Erst war er Kommunist, dann Marktliberaler, heute sagt er über sich, er sei ein liberaler Konservativer. Doch vor, während und nach seiner politischen Wandlung hatte eines stets Bestand: Kaum ein anderer Schriftsteller setzt sich in seinen Werken so entschieden für die Menschlichkeit ein, wie Mario Vargas Llosa. Er ist einer der Besten überhaupt. Dass er die inneren Zerwürfnisse seiner Figuren (meist vor politischem Hintergrund) mit einem ebenso eleganten wie lebhaften Stil schildert, beschert ihm nun - nach vielen Jahren - den Literaturnobelpreis.

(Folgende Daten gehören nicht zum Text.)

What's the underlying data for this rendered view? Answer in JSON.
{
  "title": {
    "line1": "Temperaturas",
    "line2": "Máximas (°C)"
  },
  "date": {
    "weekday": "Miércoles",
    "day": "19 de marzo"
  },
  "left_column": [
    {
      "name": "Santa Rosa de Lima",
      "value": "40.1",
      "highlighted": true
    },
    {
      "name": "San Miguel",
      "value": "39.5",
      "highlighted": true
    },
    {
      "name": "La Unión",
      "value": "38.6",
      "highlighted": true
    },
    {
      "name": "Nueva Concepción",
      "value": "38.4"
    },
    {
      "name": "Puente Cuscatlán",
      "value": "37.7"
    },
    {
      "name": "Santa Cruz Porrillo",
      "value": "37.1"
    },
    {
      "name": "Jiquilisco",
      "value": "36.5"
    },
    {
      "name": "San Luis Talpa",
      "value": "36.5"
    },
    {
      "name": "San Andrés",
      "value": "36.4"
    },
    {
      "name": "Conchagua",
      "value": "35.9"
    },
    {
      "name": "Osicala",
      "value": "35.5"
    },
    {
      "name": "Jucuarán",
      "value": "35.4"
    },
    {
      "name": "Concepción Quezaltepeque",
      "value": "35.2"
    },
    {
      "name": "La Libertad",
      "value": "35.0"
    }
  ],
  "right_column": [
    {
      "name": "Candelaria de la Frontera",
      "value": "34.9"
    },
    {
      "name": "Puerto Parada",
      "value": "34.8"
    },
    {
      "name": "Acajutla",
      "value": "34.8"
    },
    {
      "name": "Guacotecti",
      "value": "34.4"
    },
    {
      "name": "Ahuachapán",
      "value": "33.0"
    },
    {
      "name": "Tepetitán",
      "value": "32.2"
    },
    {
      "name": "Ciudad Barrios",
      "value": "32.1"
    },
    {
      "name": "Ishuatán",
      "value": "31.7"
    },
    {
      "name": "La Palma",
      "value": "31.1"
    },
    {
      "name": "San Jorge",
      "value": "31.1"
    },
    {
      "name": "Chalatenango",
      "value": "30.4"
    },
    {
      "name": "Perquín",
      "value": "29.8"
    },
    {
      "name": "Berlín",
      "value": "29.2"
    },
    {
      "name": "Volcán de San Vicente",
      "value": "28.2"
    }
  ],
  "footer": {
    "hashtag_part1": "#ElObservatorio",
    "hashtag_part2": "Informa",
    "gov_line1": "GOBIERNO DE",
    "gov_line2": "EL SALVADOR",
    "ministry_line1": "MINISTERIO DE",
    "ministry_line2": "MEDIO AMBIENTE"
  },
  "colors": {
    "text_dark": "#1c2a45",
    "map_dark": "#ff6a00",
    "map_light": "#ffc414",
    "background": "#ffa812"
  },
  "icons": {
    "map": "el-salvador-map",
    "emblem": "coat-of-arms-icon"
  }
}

Dem Stockholmer Komitee galt er seit seiner Kandidatur zur peruanischen Präsidentschaft angeblich als zu "rechts". Doch mit der gestrigen Entscheidung ist diese Sichtweise überholt. Was bleibt, ist die Einsicht, dass der ewig reisende Autor über die Jahrzehnte hinweg Weltliteratur schuf. Die Schwedische Akademie lobte - hoch politisch - an Llosas Werk die "Kartographie von Machtstrukturen und seine scharf gezeichneten Bilder individuellen Widerstands". Aber anders als zum Beispiel beim Deutschen Günter Grass ("Die Blechtrommel") verzichtete das Komitee auf den leicht ätzenden Hinweis, der Preis beziehe sich hauptsächlich auf ein einziges Frühwerk. Es ist eine hervorragende Wahl, die auch den Glauben an die Wichtigkeit des Preises wieder festigt.